Pelos próximos três meses, apenas informações sobre os dados do combate ao coronavírus serão atualizadas

Paula Cabrera

As páginas das sete prefeituras da região nas redes sociais deverão ficar, temporariamente fora do ar. A medida obedece determinação da legislação eleitoral, que impede possível propaganda das atuais gestões em benefício aos gestores ou seus apoiadores.
O primeiro turno das Eleições 2020 está marcado para o dia 15 de novembro e as divulgações ficam proibidas três meses antes do pleito. A regra está prevista na Lei das Eleições (Lei nº 9.504/1997) e visa evitar o uso de cargos e funções públicas em benefício de determinadas candidaturas e partidos.
Na região, as cidades de Mauá, Santo André, Ribeirão Pires, São Bernardo e Diadema removeram, temporariamente duas páginas nas redes sociais. Rio Grande e São Caetano mantiveram, mas vedaram apenas a divulgação de dados sobre o combate ao coronavírus. As páginas institucionais das prefeituras também devem manter a atualização dos dados da pandemia.
Conforme estabelece o artigo 73 da Lei das Eleições, dentro desse período de três meses também não possível nomear, contratar ou admitir, demitir sem justa causa, suprimir ou readaptar vantagens ou por outros meios dificultar ou impedir o exercício funcional de servidor público municipal. Também fica proibido remover, transferir ou exonerar esses servidores do município, até a posse dos eleitos.

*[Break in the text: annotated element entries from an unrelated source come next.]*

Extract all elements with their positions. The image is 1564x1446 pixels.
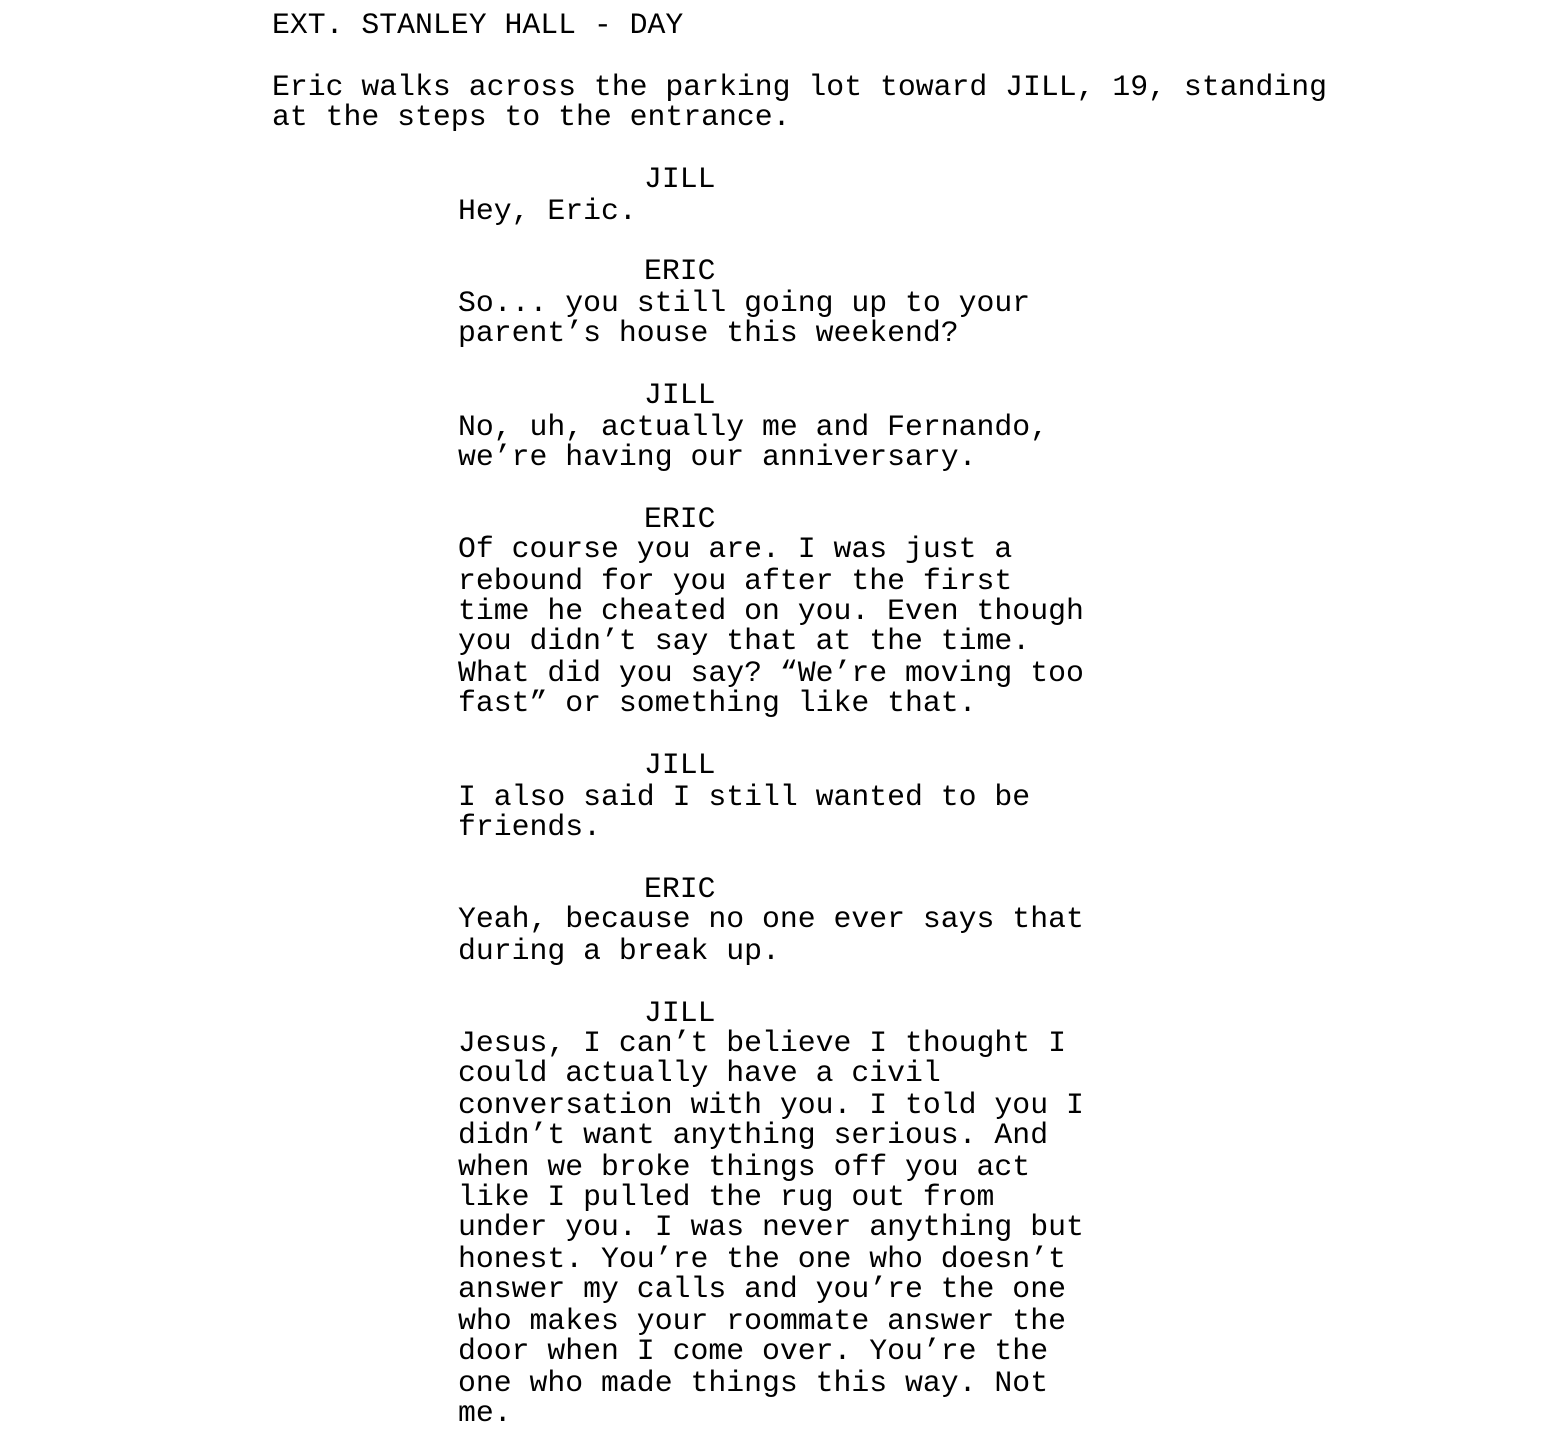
dialogue-line: you didn’t say that at the time.: [458, 624, 1031, 658]
dialogue-line: Of course you are. I was just a: [458, 532, 1013, 566]
dialogue-line: under you. I was never anything but: [458, 1210, 1084, 1244]
action-line: at the steps to the entrance.: [272, 100, 791, 134]
dialogue-line: conversation with you. I told you I: [458, 1088, 1084, 1122]
dialogue-line: What did you say? “We’re moving too: [458, 656, 1084, 690]
character-cue-jill: JILL: [644, 748, 716, 782]
dialogue-line: like I pulled the rug out from: [458, 1180, 995, 1214]
dialogue-line: So... you still going up to your: [458, 286, 1031, 320]
dialogue-line: rebound for you after the first: [458, 564, 1013, 598]
character-cue-jill: JILL: [644, 378, 716, 412]
dialogue-line: who makes your roommate answer the: [458, 1304, 1066, 1338]
dialogue-line: No, uh, actually me and Fernando,: [458, 410, 1049, 444]
dialogue-line: answer my calls and you’re the one: [458, 1272, 1066, 1306]
dialogue-line: during a break up.: [458, 934, 780, 968]
dialogue-line: parent’s house this weekend?: [458, 316, 959, 350]
scene-heading: EXT. STANLEY HALL - DAY: [272, 8, 684, 42]
dialogue-line: I also said I still wanted to be: [458, 780, 1031, 814]
dialogue-line: honest. You’re the one who doesn’t: [458, 1242, 1066, 1276]
dialogue-line: Hey, Eric.: [458, 194, 637, 228]
dialogue-line: didn’t want anything serious. And: [458, 1118, 1049, 1152]
dialogue-line: could actually have a civil: [458, 1056, 941, 1090]
character-cue-eric: ERIC: [644, 254, 716, 288]
action-line: Eric walks across the parking lot toward JILL, 19, standing: [272, 70, 1327, 104]
dialogue-line: fast” or something like that.: [458, 686, 977, 720]
dialogue-line: time he cheated on you. Even though: [458, 594, 1084, 628]
dialogue-line: me.: [458, 1396, 512, 1430]
dialogue-line: friends.: [458, 810, 602, 844]
dialogue-line: Yeah, because no one ever says that: [458, 902, 1084, 936]
character-cue-jill: JILL: [644, 162, 716, 196]
dialogue-line: one who made things this way. Not: [458, 1366, 1049, 1400]
dialogue-line: when we broke things off you act: [458, 1150, 1031, 1184]
character-cue-jill: JILL: [644, 996, 716, 1030]
character-cue-eric: ERIC: [644, 502, 716, 536]
dialogue-line: we’re having our anniversary.: [458, 440, 977, 474]
dialogue-line: door when I come over. You’re the: [458, 1334, 1049, 1368]
character-cue-eric: ERIC: [644, 872, 716, 906]
dialogue-line: Jesus, I can’t believe I thought I: [458, 1026, 1066, 1060]
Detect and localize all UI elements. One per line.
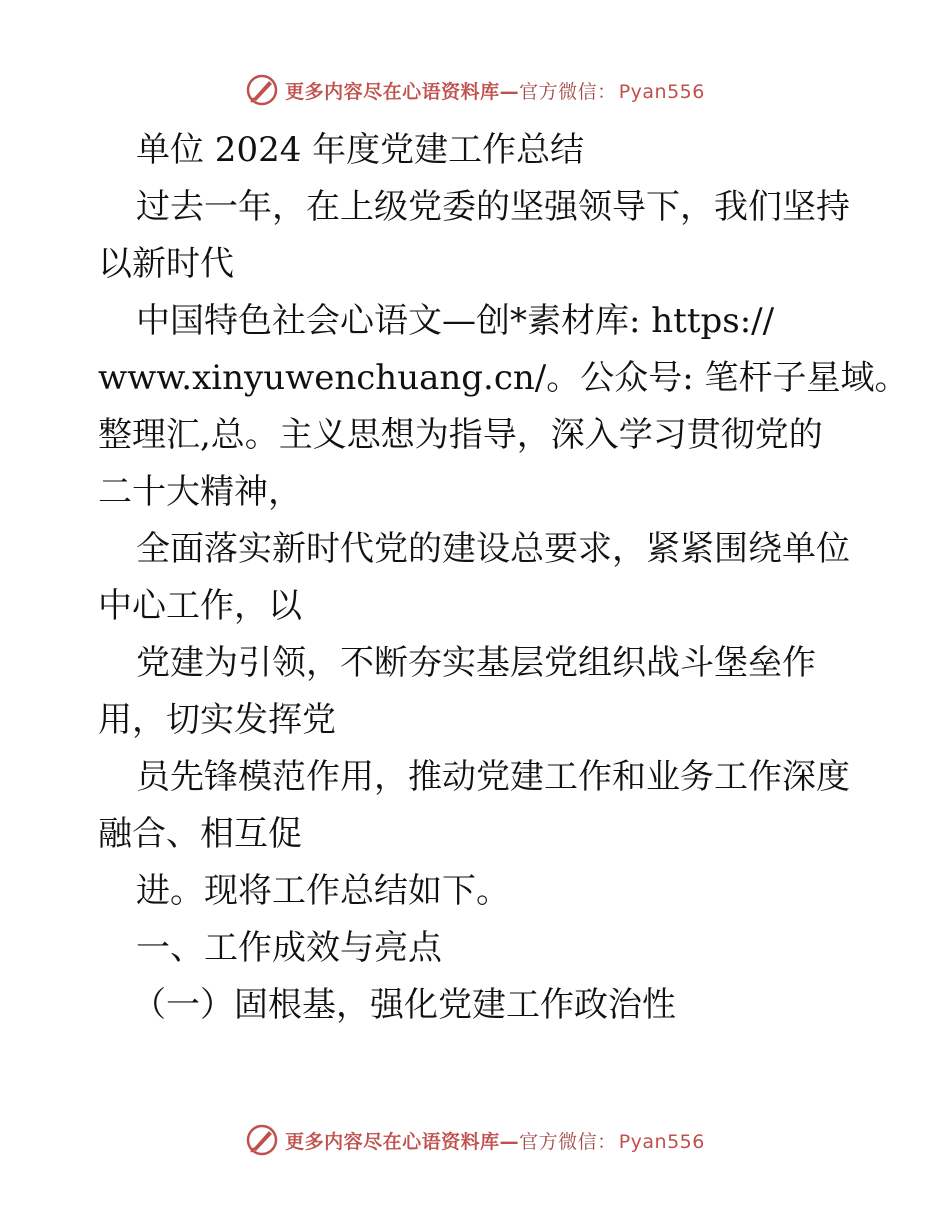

Pela regra, a Publicidade institucional dos atos praticados por agentes públicos também ficam suspensas, bem como programas, obras, serviços e campanhas dos órgãos públicos ou de entidades da administração indireta, salvo em situação de grave e urgente necessidade pública, assim reconhecida pela Justiça Eleitoral. Essa regra não vale para propaganda de produtos e serviços que tenham concorrência no mercado. Na prática, prefeitos e vereadores não podem mais participar de integra de projetos e obras, como inaugurações, por exemplo.
Ainda de acordo com a legislação, ficam proibidas as transferências voluntárias de recursos da União aos estados e municípios, e dos estados aos municípios. A exceção, neste caso, cabe somente nos casos de verbas destinadas a cumprir obrigação prévia para execução de obra ou serviço em andamento, com cronograma já fixado, e as utilizadas para atender situações de emergência e de calamidade pública.